Purple Yonder’s cute city-building game Little Cities has been available for Meta Quest 2 for over a year. When I first played the game at launch, I found it wonderfully charming, well-balanced and easy to pick up. However, it was a tiny bit light on features to extend the gameplay once I’d explored all the available areas. A year on and I still find that same delight as before. Now with all the added bonuses a year out in the wild provides in our Little Cities review.
This is the first virtual reality (VR) title from British indie team Purple Yonder. With publishing help from VR veterans, nDreams, Little Cities is just that, build your own miniature metropolis. Rather than a plain expanse of land with a few environmental features all of Little Cities’ locations are sun-drenched archipelagos. So you’ll inevitably have at least one major island to build upon, with smaller islands to expand to.
Little Cities come alive
Split between Campaign and Sandbox modes, the main aim with each location is to reach level 25, unlocking new areas and items in the process. Before that, it’s time to get building, with Little Cities featuring one of the easiest and most accessible building menus you’ll have seen in a game like this. All the details required for planning, how much money you have, whether there is enough water/electricity, and are the residents happy are to be found by looking at your watch. Everything is bright, bold, easy to read and minimal.
Almost like a Swedish furniture store, keeping things minimal is certainly at the heart of Little Cities so while those stats are informative there’s no in-depth tweaking. Die-hard construction simulator fans may even be a little aghast at the fact you can’t play around with finances, raising or lowing taxes, diverting funds to build something more practical or taking out loans to create an absurd monstrosity. None of that here in Little Cities. Think of it more like a quaint English village on a Sunday, there’s one pace and that’s with your feet up on the sofa.
Which makes it ideal for those who love Quest’s hand-tracking functionality. You can use either control method but Little Cities’ hand tracking implementation is some of the best we’ve seen. Highly intuitive, you can grab the world to move it, twist your wrist to reorientate buildings and scale the world by bringing your hands together. Amongst many other abilities. This is all aided by the fact that construction is housed in bubbles. Press one to open the utilities options to find your water, cell, and wind turbine towers. Or open up the services bubble which houses the police station, fire department and so on. All of which can be swapped between your left and right and in the options menu.
Get building
Like any city builder roads are your first step with placement in Little Cities a doddle. These are all placed in straight lines – no bendy roads here – so cities always do end up in a similar grid structure. This is also necessary due to the fact that certain buildings like the fire station have a set coverage area. Necessitating a central location for maximum coverage. After that, there are three main districts to build, Residential, Commercial and Industrial. Residents need places to live, places to work and places to spend money, balancing all three creates a booming economy so you can spend even more frivolously. You can’t build homes next to factories as residents will become unhappy and that’ll hit your wallet.

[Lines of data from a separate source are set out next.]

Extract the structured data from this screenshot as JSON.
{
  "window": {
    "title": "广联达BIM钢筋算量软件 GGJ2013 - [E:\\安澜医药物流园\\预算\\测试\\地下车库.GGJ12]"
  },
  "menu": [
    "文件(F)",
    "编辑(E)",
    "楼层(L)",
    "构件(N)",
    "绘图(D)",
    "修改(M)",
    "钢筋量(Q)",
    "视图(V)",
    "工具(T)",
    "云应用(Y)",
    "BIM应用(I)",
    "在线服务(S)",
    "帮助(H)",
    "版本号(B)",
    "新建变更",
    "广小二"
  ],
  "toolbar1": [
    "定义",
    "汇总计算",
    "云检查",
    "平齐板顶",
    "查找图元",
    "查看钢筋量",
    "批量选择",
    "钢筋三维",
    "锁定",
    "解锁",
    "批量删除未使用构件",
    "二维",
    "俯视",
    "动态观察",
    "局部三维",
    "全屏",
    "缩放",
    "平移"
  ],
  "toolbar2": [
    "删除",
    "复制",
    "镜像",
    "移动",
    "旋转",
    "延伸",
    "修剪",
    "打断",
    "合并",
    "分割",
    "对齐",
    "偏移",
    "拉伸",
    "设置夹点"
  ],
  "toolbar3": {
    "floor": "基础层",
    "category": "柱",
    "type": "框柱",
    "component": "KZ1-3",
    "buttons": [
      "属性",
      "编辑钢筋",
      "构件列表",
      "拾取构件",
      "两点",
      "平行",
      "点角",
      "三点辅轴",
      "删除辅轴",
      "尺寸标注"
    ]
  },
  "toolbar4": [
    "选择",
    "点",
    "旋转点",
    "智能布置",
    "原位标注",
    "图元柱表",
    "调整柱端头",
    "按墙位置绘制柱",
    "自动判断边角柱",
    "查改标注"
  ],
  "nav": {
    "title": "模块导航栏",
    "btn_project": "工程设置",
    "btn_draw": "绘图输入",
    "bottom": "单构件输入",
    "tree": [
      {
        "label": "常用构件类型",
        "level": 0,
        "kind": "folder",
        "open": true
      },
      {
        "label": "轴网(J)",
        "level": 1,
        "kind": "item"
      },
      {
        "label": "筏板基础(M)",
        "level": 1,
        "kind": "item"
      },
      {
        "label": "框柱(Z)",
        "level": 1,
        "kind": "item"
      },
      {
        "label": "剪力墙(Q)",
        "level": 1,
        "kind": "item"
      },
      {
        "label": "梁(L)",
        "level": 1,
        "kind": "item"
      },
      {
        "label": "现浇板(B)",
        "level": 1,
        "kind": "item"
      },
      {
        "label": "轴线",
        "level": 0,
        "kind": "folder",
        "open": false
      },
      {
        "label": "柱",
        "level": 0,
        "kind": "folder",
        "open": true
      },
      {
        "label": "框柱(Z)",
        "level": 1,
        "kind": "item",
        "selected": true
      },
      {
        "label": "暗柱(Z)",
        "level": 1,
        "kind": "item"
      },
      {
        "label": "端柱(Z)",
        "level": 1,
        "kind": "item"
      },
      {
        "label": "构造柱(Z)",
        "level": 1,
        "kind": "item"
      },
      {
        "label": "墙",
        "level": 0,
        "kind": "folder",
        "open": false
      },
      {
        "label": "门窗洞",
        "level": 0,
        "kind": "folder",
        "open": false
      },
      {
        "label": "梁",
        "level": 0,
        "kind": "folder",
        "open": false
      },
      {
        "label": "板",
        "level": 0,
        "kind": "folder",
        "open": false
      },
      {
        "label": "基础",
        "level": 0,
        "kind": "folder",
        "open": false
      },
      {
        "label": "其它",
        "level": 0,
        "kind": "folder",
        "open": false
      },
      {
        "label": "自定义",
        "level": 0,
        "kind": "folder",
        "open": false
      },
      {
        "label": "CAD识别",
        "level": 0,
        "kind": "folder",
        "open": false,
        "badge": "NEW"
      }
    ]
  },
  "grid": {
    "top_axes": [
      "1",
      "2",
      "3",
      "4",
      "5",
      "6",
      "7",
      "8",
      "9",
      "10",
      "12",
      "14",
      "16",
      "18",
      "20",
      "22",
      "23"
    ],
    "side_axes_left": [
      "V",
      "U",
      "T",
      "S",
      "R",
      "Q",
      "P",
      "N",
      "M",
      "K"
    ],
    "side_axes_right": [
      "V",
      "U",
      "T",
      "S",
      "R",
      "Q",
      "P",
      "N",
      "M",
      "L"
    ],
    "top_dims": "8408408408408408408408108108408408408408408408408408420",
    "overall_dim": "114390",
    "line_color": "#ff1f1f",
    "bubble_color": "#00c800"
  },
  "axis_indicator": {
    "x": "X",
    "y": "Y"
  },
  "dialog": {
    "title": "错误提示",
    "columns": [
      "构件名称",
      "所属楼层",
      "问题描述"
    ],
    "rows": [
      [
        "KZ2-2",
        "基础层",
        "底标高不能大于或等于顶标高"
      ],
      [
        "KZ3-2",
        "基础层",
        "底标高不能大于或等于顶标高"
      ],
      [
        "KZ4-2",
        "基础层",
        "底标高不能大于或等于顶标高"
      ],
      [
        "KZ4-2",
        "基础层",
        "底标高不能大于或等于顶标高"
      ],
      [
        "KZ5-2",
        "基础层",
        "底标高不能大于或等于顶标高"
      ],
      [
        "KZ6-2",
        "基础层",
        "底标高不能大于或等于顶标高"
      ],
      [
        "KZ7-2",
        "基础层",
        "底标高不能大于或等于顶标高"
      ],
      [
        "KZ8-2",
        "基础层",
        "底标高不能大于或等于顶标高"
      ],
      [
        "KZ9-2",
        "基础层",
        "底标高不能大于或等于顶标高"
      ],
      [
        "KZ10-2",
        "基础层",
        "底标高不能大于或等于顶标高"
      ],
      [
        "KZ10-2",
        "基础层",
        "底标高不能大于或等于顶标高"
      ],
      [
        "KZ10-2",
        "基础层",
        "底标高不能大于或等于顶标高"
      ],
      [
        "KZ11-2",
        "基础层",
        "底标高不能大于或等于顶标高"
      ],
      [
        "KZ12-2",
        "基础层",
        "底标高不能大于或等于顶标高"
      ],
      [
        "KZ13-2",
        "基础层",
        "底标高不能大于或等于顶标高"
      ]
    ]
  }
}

In practice, if you follow the building suggestions – i.e. when there isn’t enough houses – then you’ll barely experience an issue. The game balances things so well (almost too well) to maintain its calm, tranquil settings that even as a volcano in the middle erupts, spewing lava and molten fireballs at your city you’ll not be bothered, shrugging it off and replacing the building.
Little Cities mixes up the gameplay via a selection of environments and region-specific buildings. As mentioned, one area has a giant volcano to build around, not only causing occasional havoc but also blocking network signals and other amenities. Or then there’s the desert location filled with sandstorms that can only be controlled through the planting of trees. As for the buildings, some areas will let you build a theme park or a stadium or a campsite. Each having its own bonuses to adjacent buildings.
Sandbox delight
Previously, the problem Little Cities had was once these were built and you’d hit level 25 to unlock everything you couldn’t do anything else. That’s been fixed with the Sandbox mode, offering endless permutations. Now you can build your own archipelagos, placing your own water features, distinctive environmental features and more.
There are also new modifiers to make the game easier or more difficult. Add a populace that gets angrier or give yourself endless funds, the choice is yours. And that’s the most important addition of all, choice. Giving the videogame far greater depth than it previously had and even better value for money.
Little Cities Review Summary
To describe Little Cities in one word it would have to be ‘pleasant’. Much like an afternoon on Wordle, it’s the sort of experience you can put your feet up and enjoy. There’s no friction to the gameplay, accessible and intuitive in minutes, which makes it great for those new to VR. It now has that added depth and flexibility it sorely needed without adding complexity. If you don’t want the boring side of city building – balancing budgets or getting into horrendous city planning fundamentals – then Little Cities provides a straightforward slice of utopian city creation.